The next Assembly and Executive will have a critical role to play in helping find short- and long-term solutions to problems in Belfast's Holylands, the University of Ulster’s Vice-Chancellor said today.
Professor Richard Barnett paid tribute to the efforts of around 80 volunteers from the University of Ulster, QUB and Belfast Metropolitan College yesterday alongside community and political representatives, the PSNI and Belfast City Council to minimise anti-social behaviour on St Patrick's Day.
The Vice-Chancellor said: "For the second year running, following months of planning and hard work by the academic institutions and other agencies, there was no repeat of the serious disturbances in 2009 in the Holylands.
"I would like to pay tribute to the many student volunteers, University of Ulster staff, chaplains and the efforts, in particular, of our Community Relations Officer Una Calvert and our Students' Union President Adrian Kelly, whose cool heads and rapport with young people helped defuse potentially difficult situations.

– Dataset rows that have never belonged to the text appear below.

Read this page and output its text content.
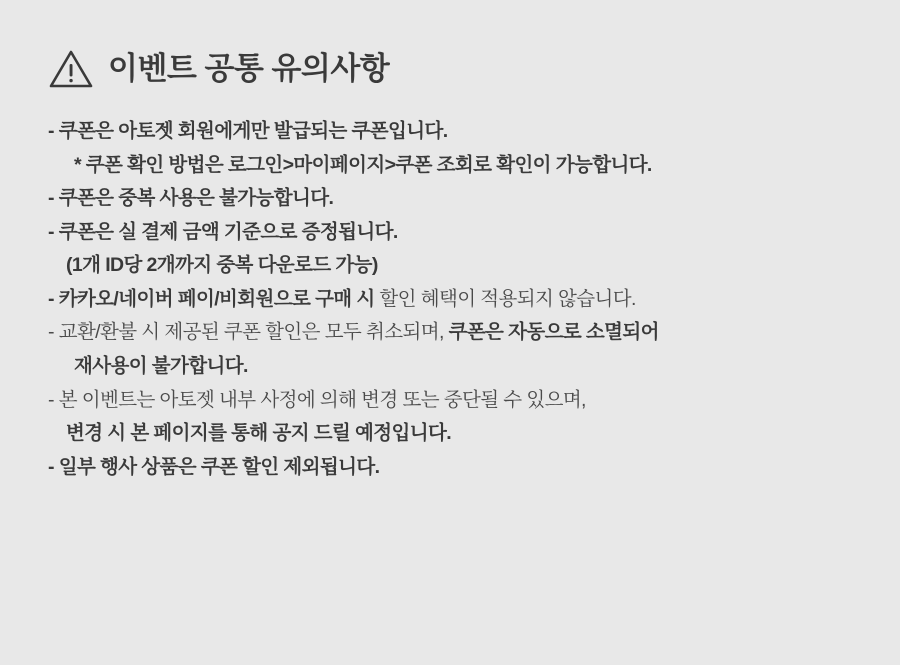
이벤트 공통 유의사항
- 쿠폰은 아토젯 회원에게만 발급되는 쿠폰입니다.
* 쿠폰 확인 방법은 로그인>마이페이지>쿠폰 조회로 확인이 가능합니다.
- 쿠폰은 중복 사용은 불가능합니다.
- 쿠폰은 실 결제 금액 기준으로 증정됩니다.
(1개 ID당 2개까지 중복 다운로드 가능)
- 카카오/네이버 페이/비회원으로 구매 시 할인 혜택이 적용되지 않습니다.
- 교환/환불 시 제공된 쿠폰 할인은 모두 취소되며, 쿠폰은 자동으로 소멸되어
재사용이 불가합니다.
- 본 이벤트는 아토젯 내부 사정에 의해 변경 또는 중단될 수 있으며,
변경 시 본 페이지를 통해 공지 드릴 예정입니다.
- 일부 행사 상품은 쿠폰 할인 제외됩니다.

"The fact that we again avoided a repeat of St Patrick's Day 2009, while welcome, is not, however, a cause for celebration. In fact it only emphasises the need for short- and long-term solutions to social problems in the area.
"As they did last year, University of Ulster staff and students will be reviewing what worked and what didn't work on St Patrick's Day and throughout the academic year. I have no doubt all agencies and academic institutions working with the residents will be doing the same.
"However it is clear that what we are doing, as we said last year, is applying a sticking-plaster solution to the problem on St Patrick's Day.
"It was clear to our staff and student volunteers again this year that a lot of young people who are not students come into the Holylands, drink excessively and treat the area as a party zone or some kind of rite of passage and, in some cases, engage in anti-social behaviour. That issue will need to be addressed.
"The year-long problems of anti-social behaviour involving a minority of students as well as significant numbers of non-students, and tackling other crime in the area will need imaginative solutions, as will the need to tackle the binge drinking culture, housing and public realm issues.
"Those problems cannot be addressed by the academic institutions, the Holylands community and other stakeholders. Their resolution will require the ingenuity and commitment of the next Assembly and Executive, working alongside the community in the Holylands, the academic institutions, the PSNI and Belfast City Council in both the short- and long-term."